Since then, there have been a few times where choosing a finger strength has been really helpful. Here are a couple of examples:

The first time we used it, she wanted to watch a particular set of adverts she remembered being on a DVD but didn’t know which DVD they were on. She started to panic at this uncertainty, overwhelmed by the fear of not knowing. I started wiggling my fingers and said “I wonder which finger strength could help with this problem” and repeated her chant. This distracted her from the panic and made her smile. She named each of the strengths but couldn’t decide which would help so I suggested maybe the ‘good ideas’ finger might help this time and she said “I know! I could try all the DVDs until I find it”. “What a good idea” I said and as we tried each DVD she was much more calm and in control of the situation. It took a few tries to find the right one but each time it wasn’t the right one she remained calm and focused on trying the next one. Usually, if I’d come up with the solution, she would have panicked more with each failed attempt. This strategy really did give her the feeling of control.
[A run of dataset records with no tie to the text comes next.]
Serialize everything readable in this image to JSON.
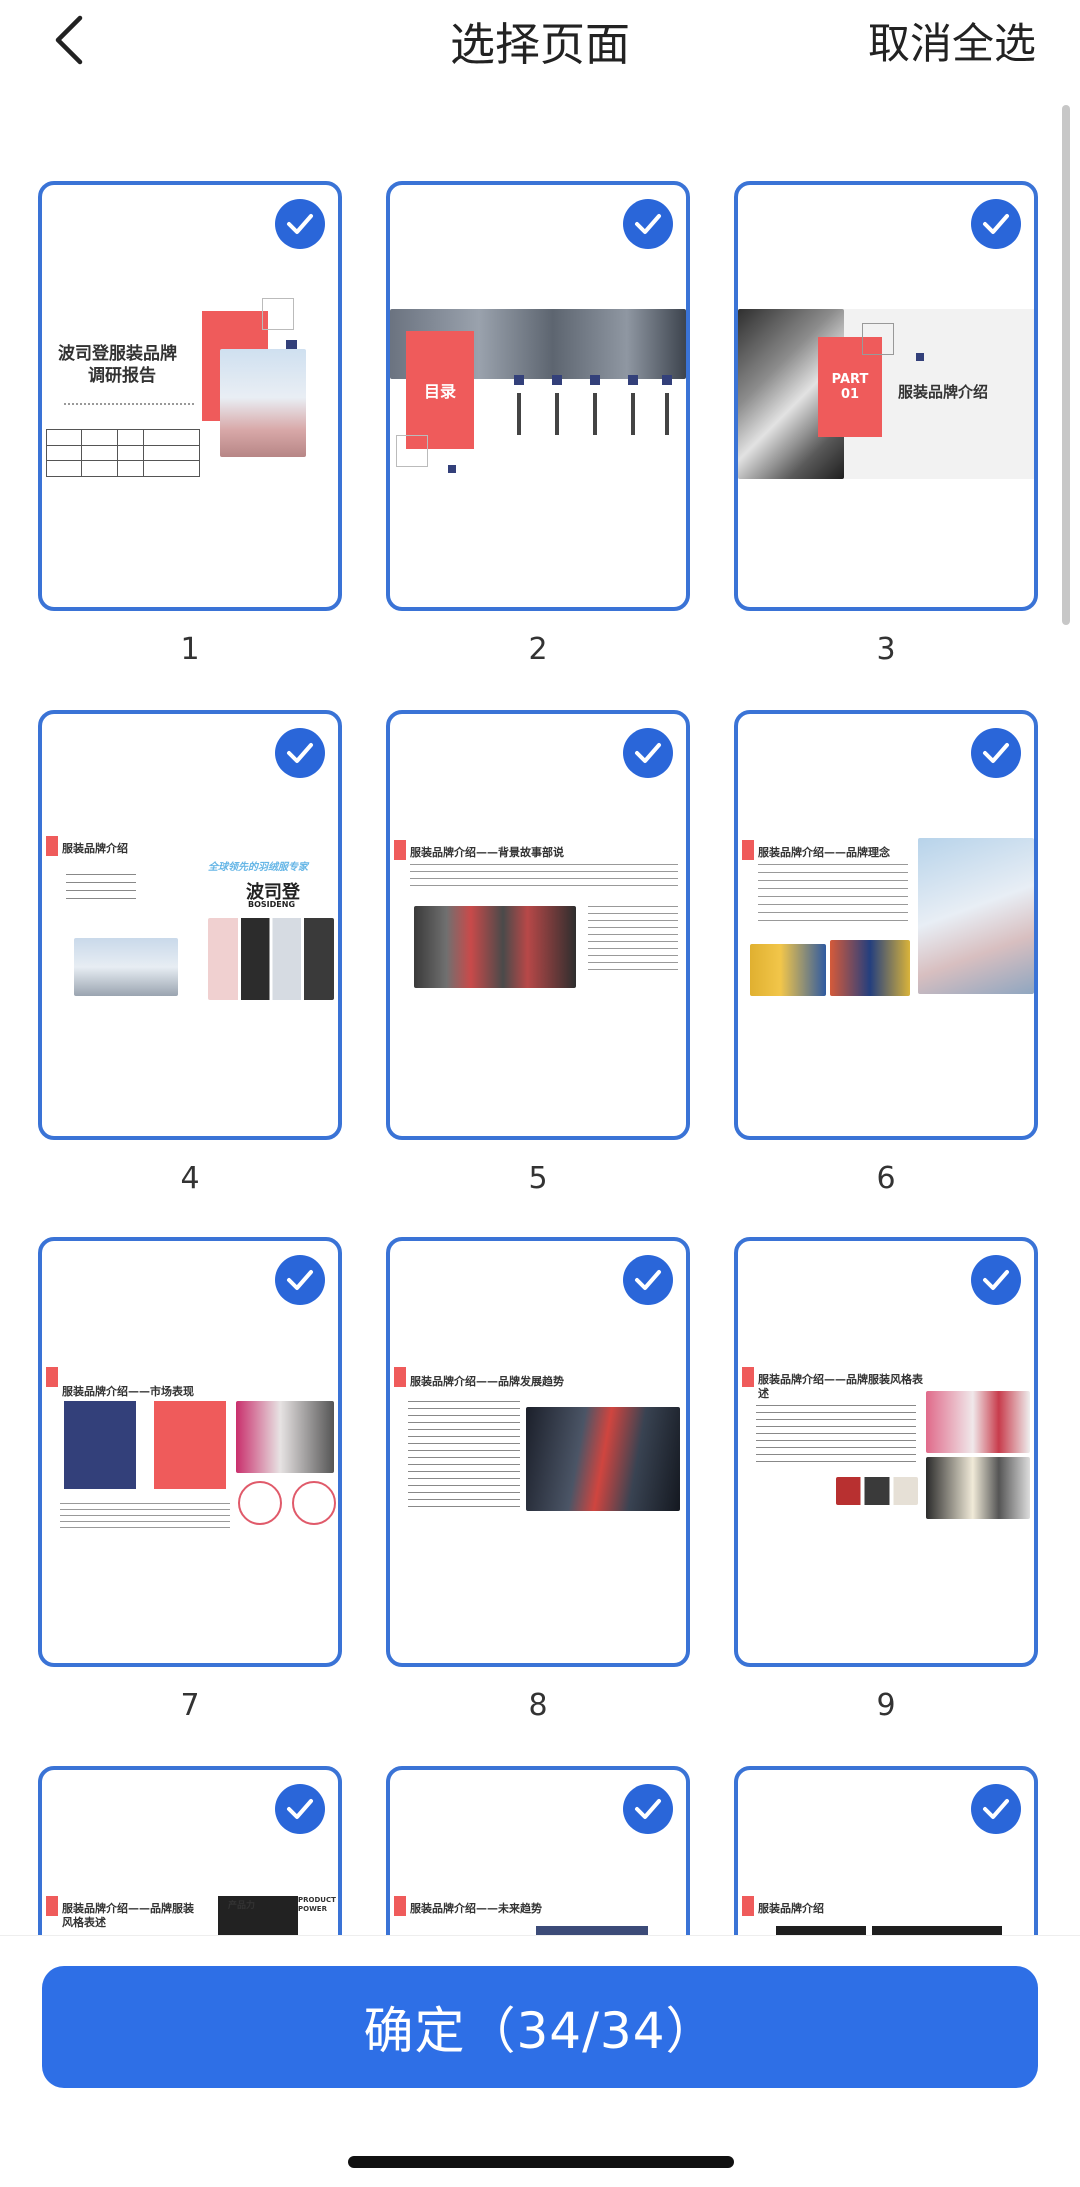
{
  "header": {
    "title": "选择页面",
    "deselect_all": "取消全选"
  },
  "pages": [
    {
      "number": "1",
      "selected": true
    },
    {
      "number": "2",
      "selected": true
    },
    {
      "number": "3",
      "selected": true
    },
    {
      "number": "4",
      "selected": true
    },
    {
      "number": "5",
      "selected": true
    },
    {
      "number": "6",
      "selected": true
    },
    {
      "number": "7",
      "selected": true
    },
    {
      "number": "8",
      "selected": true
    },
    {
      "number": "9",
      "selected": true
    },
    {
      "selected": true
    },
    {
      "selected": true
    },
    {
      "selected": true
    }
  ],
  "slides": {
    "s1_title_line1": "波司登服装品牌",
    "s1_title_line2": "调研报告",
    "s2_label": "目录",
    "s3_part": "PART",
    "s3_num": "01",
    "s3_title": "服装品牌介绍",
    "s4_title": "服装品牌介绍",
    "s4_tagline": "全球领先的羽绒服专家",
    "s4_brand_cn": "波司登",
    "s4_brand_en": "BOSIDENG",
    "s5_title": "服装品牌介绍——背景故事部说",
    "s6_title": "服装品牌介绍——品牌理念",
    "s7_title": "服装品牌介绍——市场表现",
    "s8_title": "服装品牌介绍——品牌发展趋势",
    "s9_title_line1": "服装品牌介绍——品牌服装风格表",
    "s9_title_line2": "述",
    "s10_title_line1": "服装品牌介绍——品牌服装",
    "s10_title_line2": "风格表述",
    "s10_badge": "产品力",
    "s10_badge2": "PRODUCT POWER",
    "s11_title": "服装品牌介绍——未来趋势",
    "s12_title": "服装品牌介绍"
  },
  "confirm": {
    "label": "确定（34/34）"
  },
  "colors": {
    "accent": "#2e6fe6",
    "slide_red": "#ef5b5b",
    "slide_navy": "#33407a"
  }
}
We next used it a couple of days later when she was finding it particularly difficult to go to bed. It was approaching 11pm and demand avoidance was in full swing. She not only didn’t want to go to bed, but didn’t want me to go either. I explained to her that I was very tired and really needed to go to bed soon and asked if one of her fingers could help solve this. She was keen to use a finger but didn’t know which one could help so I ran through them all in a silly and expressive way and together we eliminated the ones which wouldn’t help and were left with ‘good ideas’ and ‘kindness’. She then said “I know! Seeing as you are so tired, I’ll be kind and let you go to bed now while I finish what I’m doing and then I’ll come up”. “That’s very kind” I said. She joined me upstairs about 10 minutes later.

As with any strategy, I’m careful not to over use it because the likelihood for success will reduce if it’s used too often and only use it for Little Miss M’s benefit (when she is distressed or panicked by something, when she wants to achieve something but is struggling or with necessary demands).

So far though, this new strategy seems to help distract Little Miss M from her anxiety and gives her a feeling of control over a difficulty or demand and I love that it’s so simple and the approach used can easily be adapted and tailored to suit each child.